Mattias Clasen talked about the plans for intentionally breaking the GTK API for 3.0 in order to make it possible to achieve new features: XInput2, the drawing API, and changing theme engines without breaking applications. Emmanuaele Bassi jumped in to help Mattias Clasen with explanations. A goal is to make it harder for people to do deep hacks like the current string of abusive theme engines that will break from release to release and provide a feature-rich foundation for doing work correctly upstream.

The discussion moved on to client-side-decorations with Cody Russell which are already being developed on a side-branch. The work has a goal of being merged for GTK 3. This will enable GTK-support for things like Google Chrome's tab-in-window decorator and (finally!) GTK rendering the theme rather than being drawn by the window manager.

Cody said that he has be communicating with Trolltech to ensure that Qt does it in a sufficiently similar way in Qt that there won't be compatibility issues between Qt and GTK applications that provide their own CSD.

The issue was raise of what happens when an application freezes—how do you close it if the decoration is frozen in the same thread?

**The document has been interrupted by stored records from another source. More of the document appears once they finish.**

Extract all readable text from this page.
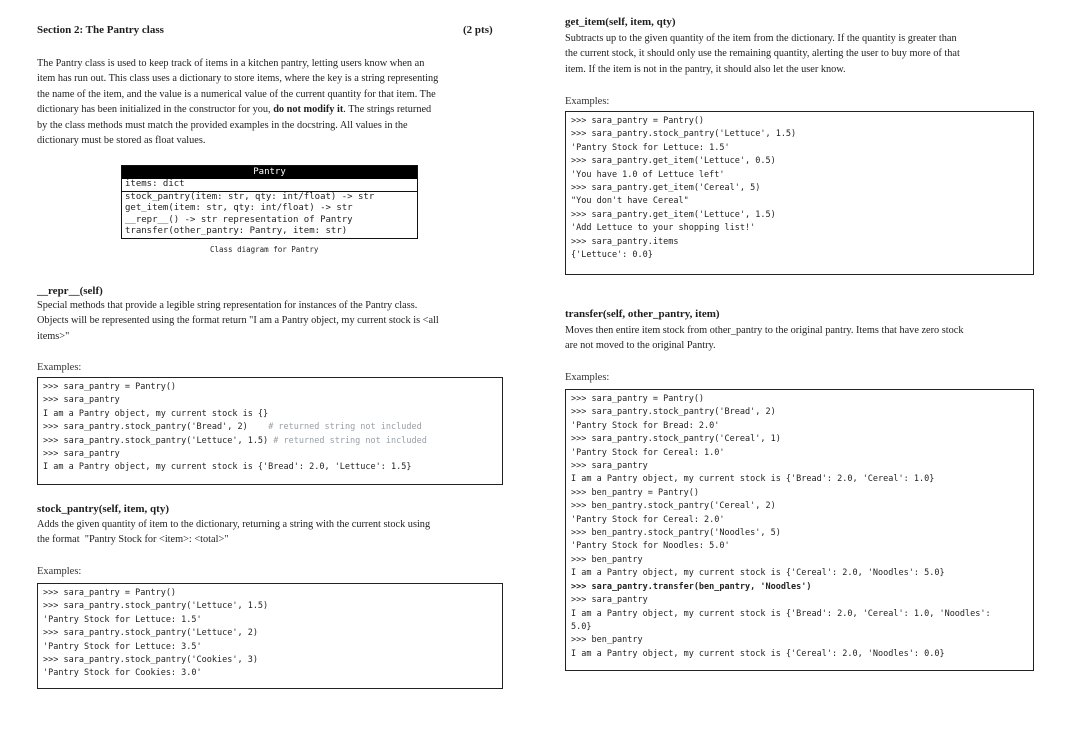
Section 2: The Pantry class	(2 pts)
The Pantry class is used to keep track of items in a kitchen pantry, letting users know when an
item has run out. This class uses a dictionary to store items, where the key is a string representing
the name of the item, and the value is a numerical value of the current quantity for that item. The
dictionary has been initialized in the constructor for you, do not modify it. The strings returned
by the class methods must match the provided examples in the docstring. All values in the
dictionary must be stored as float values.
Pantry
items: dict
stock_pantry(item: str, qty: int/float) -> str
get_item(item: str, qty: int/float) -> str
__repr__() -> str representation of Pantry
transfer(other_pantry: Pantry, item: str)
Class diagram for Pantry
__repr__(self)
Special methods that provide a legible string representation for instances of the Pantry class.
Objects will be represented using the format return "I am a Pantry object, my current stock is <all
items>"
Examples:
>>> sara_pantry = Pantry()
>>> sara_pantry
I am a Pantry object, my current stock is {}
>>> sara_pantry.stock_pantry('Bread', 2) # returned string not included
>>> sara_pantry.stock_pantry('Lettuce', 1.5) # returned string not included
>>> sara_pantry
I am a Pantry object, my current stock is {'Bread': 2.0, 'Lettuce': 1.5}
stock_pantry(self, item, qty)
Adds the given quantity of item to the dictionary, returning a string with the current stock using
the format  "Pantry Stock for <item>: <total>"
Examples:
>>> sara_pantry = Pantry()
>>> sara_pantry.stock_pantry('Lettuce', 1.5)
'Pantry Stock for Lettuce: 1.5'
>>> sara_pantry.stock_pantry('Lettuce', 2)
'Pantry Stock for Lettuce: 3.5'
>>> sara_pantry.stock_pantry('Cookies', 3)
'Pantry Stock for Cookies: 3.0'
get_item(self, item, qty)
Subtracts up to the given quantity of the item from the dictionary. If the quantity is greater than
the current stock, it should only use the remaining quantity, alerting the user to buy more of that
item. If the item is not in the pantry, it should also let the user know.
Examples:
>>> sara_pantry = Pantry()
>>> sara_pantry.stock_pantry('Lettuce', 1.5)
'Pantry Stock for Lettuce: 1.5'
>>> sara_pantry.get_item('Lettuce', 0.5)
'You have 1.0 of Lettuce left'
>>> sara_pantry.get_item('Cereal', 5)
"You don't have Cereal"
>>> sara_pantry.get_item('Lettuce', 1.5)
'Add Lettuce to your shopping list!'
>>> sara_pantry.items
{'Lettuce': 0.0}
transfer(self, other_pantry, item)
Moves then entire item stock from other_pantry to the original pantry. Items that have zero stock
are not moved to the original Pantry.
Examples:
>>> sara_pantry = Pantry()
>>> sara_pantry.stock_pantry('Bread', 2)
'Pantry Stock for Bread: 2.0'
>>> sara_pantry.stock_pantry('Cereal', 1)
'Pantry Stock for Cereal: 1.0'
>>> sara_pantry
I am a Pantry object, my current stock is {'Bread': 2.0, 'Cereal': 1.0}
>>> ben_pantry = Pantry()
>>> ben_pantry.stock_pantry('Cereal', 2)
'Pantry Stock for Cereal: 2.0'
>>> ben_pantry.stock_pantry('Noodles', 5)
'Pantry Stock for Noodles: 5.0'
>>> ben_pantry
I am a Pantry object, my current stock is {'Cereal': 2.0, 'Noodles': 5.0}
>>> sara_pantry.transfer(ben_pantry, 'Noodles')
>>> sara_pantry
I am a Pantry object, my current stock is {'Bread': 2.0, 'Cereal': 1.0, 'Noodles':
5.0}
>>> ben_pantry
I am a Pantry object, my current stock is {'Cereal': 2.0, 'Noodles': 0.0}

Cody said that some discussion about extending the EHWM spec. to specify the area of the window where the close button is so that even when the application is locked, it's still click-able.

Another issue was raise regarding resizing the windows: there's a "jarring" experience in which the WM performs a resize of the buffer and then GTK CSD lags behind before the border is redraw to the size of the new edge. A solution would be to handle resize ourselves.

The rest of the discussion revolved around various use-cases and a discussion for application-specific API's for CSD: how to provide API's for a status bar at the bottom of the window that is drawn by CSD and provides the drag handle that is—perhaps—hidden on a netbook when maximized. Also, themes that attempt to make the transition from the toolkit to the border "borderless" may want to make regions of the menu area cause window dragging.

A question was asked about Glib 3.0. No plans are in the cards for Glib 3; there could be some fundamental design problems addressed but there doesn't seem to be anyone asking for it.

The discussion transitioned to performance with regard to animations and whether GTK could be made to provide high performance animations. There was some thinking that it's possible to extend GTK but the challenges that have been met and overcome in Clutter would have to be completely redone for GTK and it would be non-trivial.